As the AHA and ESC have explicitly stated the importance of caring for sexual dysfunction for people with HF [Citation2,Citation15], we believe that our study results provide clinicians with valuable information to design appropriate interventions. Specifically, in addition to the guidelines recommended by the AHA and ESC, healthcare professionals should consider how to increase the willingness of help-seeking behaviors in women with HF. Communication between the individual patient and the healthcare professional should in this case be done in an open, friendly, patient-centered manner. The willingness and real action in seeking help are important, because a key element for successful treatment is patients’ motivation [Citation43]. However, changing clinical routines for professionals, as well as clinical habits in patients are difficult [Citation44], especially around sexual problems, since there are different types of barriers and self-stigma to handle for both healthcare professionals and patients [Citation2,Citation15]. Healthcare professionals might in this case have a sort of “responsibility” to initiate this help-seeking talk, since sexual problems can be perceived as sensitive [Citation45]. Specifically, it would be interesting if future studies investigate whether using contraception is acceptable for women with HF. Although empirical evidence is scarce in terms of the use of contraception among women with HF [Citation46], current literature has indicated that the use of contraceptives may affect quality of life and sexual function [Citation47,Citation48]. Thus, healthcare providers may want to remind women with HF to be cautious in using contraception.
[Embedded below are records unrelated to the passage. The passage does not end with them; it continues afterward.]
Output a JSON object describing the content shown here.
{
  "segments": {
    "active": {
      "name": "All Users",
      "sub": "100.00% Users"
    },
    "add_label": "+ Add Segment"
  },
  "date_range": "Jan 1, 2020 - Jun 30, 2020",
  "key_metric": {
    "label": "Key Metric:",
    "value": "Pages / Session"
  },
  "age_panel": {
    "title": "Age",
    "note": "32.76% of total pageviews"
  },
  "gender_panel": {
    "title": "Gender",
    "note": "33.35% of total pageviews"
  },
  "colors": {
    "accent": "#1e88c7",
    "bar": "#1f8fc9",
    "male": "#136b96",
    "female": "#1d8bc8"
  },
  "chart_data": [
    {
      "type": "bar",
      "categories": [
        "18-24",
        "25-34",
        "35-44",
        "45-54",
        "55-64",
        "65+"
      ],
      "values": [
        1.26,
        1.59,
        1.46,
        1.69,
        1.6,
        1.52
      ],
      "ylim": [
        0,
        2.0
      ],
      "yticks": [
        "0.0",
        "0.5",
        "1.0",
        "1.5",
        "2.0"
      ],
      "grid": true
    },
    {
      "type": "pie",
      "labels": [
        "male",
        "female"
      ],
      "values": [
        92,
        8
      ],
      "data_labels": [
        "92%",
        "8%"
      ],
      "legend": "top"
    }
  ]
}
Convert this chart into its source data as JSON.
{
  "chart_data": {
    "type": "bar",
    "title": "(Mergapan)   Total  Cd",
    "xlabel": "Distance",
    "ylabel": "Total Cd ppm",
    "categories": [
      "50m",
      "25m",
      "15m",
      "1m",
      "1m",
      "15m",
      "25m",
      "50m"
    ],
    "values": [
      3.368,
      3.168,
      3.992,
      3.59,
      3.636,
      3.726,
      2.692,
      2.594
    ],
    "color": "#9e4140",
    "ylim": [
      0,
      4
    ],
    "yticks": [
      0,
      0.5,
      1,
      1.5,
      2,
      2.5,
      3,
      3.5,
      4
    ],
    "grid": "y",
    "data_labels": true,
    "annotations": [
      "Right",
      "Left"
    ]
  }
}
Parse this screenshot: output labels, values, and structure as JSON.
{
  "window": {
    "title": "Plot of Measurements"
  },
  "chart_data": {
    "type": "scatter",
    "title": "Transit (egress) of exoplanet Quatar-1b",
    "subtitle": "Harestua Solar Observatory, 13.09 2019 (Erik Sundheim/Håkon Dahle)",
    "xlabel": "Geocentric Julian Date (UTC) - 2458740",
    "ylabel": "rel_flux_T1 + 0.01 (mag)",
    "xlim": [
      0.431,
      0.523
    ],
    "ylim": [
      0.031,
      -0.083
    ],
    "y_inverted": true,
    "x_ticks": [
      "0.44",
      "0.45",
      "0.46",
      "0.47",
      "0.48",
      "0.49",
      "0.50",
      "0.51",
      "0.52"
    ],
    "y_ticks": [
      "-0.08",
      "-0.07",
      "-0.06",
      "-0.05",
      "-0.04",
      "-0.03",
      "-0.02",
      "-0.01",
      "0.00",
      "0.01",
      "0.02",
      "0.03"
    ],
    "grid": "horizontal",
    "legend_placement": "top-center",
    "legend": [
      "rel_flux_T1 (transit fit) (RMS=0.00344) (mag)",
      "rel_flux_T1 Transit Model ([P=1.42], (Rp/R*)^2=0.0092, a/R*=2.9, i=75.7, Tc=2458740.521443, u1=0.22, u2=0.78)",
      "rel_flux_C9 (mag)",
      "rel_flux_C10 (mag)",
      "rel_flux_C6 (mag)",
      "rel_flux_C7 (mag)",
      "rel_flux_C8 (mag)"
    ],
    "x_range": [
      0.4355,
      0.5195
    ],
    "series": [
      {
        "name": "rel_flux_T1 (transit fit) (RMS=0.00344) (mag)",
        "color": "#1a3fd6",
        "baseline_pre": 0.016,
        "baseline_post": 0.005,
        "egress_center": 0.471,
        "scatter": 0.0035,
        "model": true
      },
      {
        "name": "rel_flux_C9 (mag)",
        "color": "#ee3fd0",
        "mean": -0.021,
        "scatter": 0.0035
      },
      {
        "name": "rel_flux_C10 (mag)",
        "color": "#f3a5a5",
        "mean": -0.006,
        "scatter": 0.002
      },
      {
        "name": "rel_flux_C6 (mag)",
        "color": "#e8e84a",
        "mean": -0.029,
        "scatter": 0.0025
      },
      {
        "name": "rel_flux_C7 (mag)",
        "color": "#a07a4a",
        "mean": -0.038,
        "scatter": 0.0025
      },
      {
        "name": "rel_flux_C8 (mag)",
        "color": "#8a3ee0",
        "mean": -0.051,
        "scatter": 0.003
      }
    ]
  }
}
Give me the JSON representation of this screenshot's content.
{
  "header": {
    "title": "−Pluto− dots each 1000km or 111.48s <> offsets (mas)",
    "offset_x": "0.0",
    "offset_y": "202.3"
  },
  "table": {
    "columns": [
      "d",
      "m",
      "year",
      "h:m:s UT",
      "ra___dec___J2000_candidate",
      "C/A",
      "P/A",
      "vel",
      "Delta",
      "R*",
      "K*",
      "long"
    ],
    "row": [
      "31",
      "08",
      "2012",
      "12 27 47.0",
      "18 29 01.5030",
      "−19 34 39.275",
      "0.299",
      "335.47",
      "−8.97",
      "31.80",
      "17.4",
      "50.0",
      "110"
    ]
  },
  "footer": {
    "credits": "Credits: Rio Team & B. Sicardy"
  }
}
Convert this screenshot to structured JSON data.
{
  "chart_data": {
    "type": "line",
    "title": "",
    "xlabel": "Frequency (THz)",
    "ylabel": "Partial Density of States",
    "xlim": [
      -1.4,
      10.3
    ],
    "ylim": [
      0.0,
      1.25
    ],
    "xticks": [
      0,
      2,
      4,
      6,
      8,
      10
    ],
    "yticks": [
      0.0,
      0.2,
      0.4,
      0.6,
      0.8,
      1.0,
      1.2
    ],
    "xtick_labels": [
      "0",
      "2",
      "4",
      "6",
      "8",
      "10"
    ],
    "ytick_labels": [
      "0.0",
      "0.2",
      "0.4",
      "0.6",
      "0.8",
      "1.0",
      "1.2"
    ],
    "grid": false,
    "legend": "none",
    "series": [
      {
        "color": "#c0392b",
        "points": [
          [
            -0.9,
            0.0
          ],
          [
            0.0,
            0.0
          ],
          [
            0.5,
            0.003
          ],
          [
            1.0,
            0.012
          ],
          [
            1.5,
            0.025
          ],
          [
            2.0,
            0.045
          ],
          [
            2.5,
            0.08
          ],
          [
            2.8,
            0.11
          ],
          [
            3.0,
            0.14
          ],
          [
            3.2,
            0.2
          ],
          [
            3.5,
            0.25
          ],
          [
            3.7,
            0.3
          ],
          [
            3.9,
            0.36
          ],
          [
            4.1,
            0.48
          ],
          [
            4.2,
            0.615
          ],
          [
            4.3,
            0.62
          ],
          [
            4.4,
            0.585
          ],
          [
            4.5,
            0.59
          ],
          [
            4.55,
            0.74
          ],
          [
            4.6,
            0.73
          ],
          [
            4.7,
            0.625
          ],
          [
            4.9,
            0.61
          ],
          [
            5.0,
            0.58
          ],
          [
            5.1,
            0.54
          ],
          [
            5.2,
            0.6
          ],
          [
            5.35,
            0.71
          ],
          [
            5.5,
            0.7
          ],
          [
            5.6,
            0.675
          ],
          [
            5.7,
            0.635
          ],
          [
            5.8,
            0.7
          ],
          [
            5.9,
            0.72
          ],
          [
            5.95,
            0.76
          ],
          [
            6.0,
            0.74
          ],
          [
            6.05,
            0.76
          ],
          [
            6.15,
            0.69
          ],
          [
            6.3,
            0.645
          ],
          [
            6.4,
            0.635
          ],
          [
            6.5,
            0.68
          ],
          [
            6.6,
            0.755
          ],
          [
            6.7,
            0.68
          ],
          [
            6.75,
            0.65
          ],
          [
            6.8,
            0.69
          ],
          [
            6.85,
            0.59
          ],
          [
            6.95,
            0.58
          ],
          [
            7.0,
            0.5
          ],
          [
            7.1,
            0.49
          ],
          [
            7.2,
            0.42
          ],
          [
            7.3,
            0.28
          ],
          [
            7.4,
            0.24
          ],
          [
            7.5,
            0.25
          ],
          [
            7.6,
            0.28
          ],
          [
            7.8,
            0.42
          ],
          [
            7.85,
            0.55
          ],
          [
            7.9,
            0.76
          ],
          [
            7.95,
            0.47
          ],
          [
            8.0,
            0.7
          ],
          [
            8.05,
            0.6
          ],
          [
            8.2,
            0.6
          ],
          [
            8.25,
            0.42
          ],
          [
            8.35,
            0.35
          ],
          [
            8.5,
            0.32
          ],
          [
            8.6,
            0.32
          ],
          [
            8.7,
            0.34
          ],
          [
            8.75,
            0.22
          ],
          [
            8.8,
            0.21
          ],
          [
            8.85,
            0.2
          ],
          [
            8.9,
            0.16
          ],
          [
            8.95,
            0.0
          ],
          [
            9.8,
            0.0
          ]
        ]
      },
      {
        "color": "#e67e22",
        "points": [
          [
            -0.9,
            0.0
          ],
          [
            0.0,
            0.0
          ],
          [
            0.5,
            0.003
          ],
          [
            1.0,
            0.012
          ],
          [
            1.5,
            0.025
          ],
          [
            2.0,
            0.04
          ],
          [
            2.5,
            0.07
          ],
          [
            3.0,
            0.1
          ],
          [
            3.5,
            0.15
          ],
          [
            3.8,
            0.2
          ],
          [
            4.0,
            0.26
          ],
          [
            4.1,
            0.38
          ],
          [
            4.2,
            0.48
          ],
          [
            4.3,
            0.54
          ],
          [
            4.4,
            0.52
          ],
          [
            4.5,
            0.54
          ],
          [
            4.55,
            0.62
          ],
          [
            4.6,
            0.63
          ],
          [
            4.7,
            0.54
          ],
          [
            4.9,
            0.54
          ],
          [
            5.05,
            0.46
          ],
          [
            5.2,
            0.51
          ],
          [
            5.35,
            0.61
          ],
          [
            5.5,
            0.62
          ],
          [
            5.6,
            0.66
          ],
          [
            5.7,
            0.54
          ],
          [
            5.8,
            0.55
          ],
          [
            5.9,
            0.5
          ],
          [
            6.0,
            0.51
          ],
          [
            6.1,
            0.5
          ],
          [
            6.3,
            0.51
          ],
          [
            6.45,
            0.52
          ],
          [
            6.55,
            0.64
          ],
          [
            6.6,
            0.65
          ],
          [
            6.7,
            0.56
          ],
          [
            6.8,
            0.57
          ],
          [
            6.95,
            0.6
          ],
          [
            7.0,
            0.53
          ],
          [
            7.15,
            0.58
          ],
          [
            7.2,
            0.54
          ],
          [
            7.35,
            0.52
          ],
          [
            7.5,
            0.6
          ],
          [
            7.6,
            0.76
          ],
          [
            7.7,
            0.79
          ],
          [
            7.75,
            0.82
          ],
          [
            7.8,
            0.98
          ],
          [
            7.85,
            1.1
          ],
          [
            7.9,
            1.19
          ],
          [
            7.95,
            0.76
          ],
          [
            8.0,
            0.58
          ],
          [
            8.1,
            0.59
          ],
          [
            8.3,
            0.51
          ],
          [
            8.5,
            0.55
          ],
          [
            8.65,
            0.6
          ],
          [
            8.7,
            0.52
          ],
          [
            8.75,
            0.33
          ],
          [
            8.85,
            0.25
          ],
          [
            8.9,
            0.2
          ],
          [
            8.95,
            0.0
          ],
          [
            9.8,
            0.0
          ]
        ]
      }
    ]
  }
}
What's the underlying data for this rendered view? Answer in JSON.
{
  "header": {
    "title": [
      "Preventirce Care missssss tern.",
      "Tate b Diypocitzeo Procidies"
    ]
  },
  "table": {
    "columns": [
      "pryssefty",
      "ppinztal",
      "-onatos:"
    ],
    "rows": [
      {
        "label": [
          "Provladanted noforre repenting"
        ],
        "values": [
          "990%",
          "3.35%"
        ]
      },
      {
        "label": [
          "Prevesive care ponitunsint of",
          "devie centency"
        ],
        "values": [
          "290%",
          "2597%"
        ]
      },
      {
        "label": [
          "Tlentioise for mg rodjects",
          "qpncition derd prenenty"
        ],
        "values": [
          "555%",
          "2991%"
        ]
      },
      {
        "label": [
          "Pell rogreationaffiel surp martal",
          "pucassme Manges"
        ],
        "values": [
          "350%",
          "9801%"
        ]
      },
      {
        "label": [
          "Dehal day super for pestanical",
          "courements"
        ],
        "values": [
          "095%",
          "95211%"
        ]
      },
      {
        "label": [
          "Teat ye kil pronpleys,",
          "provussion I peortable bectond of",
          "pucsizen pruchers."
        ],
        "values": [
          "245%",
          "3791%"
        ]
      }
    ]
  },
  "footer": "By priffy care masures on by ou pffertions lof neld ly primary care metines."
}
Apart from women with HF, recent literature indicates that other diseases such as cystocele and urinary incontinence also impact sexual function and subsequently quality of life among patients [Citation49,Citation50]. Given that quality of life is an important health outcome [Citation51,Citation52], the importance of help-seeking behaviors on sexual dysfunction is not restricted in women with HF, and healthcare providers should pay special attention to all patients who could be at risk for sexual dysfunction.

Strengths and limitations

The main strength of this study was the large sample size (n = 758) with an 18-month follow-up. The use of appropriate theory with standardized and robust measures is another strength of this study. Our results were derived from women with HF only and cannot be generalized to male patients. Given that sexual dysfunction also exists in males with HF, which is a critically clinical problem [Citation11], future studies may want to investigate whether our extended TPB model can also be applied to men. Second, we did not provide any interventions based on the extended TPB model; thus, we were unable to claim that the extended TPB model is effective in enhancing sexual function for women with HF. However, our results demonstrated that the extended TPB model predicted the change of their sexual function; we believed that it could be used for treatment. Third, our results were from an Iranian sample, and the generalizability might not be extended to western populations given the cultural differences. For example, the attitudes, subjective norms, and perceived behavioral control might be different between the East and West cultures.

Given that our study only provides quantitative information in help-seeking behaviors, future research may want to use in-depth qualitative interviews to understand the processes involved in help-seeking behaviors. Thus, healthcare providers will have different dimensions to assist and interpret help-seeking behaviors among women with HF.

Disclosure statement

No potential conflict of interest was reported by the authors.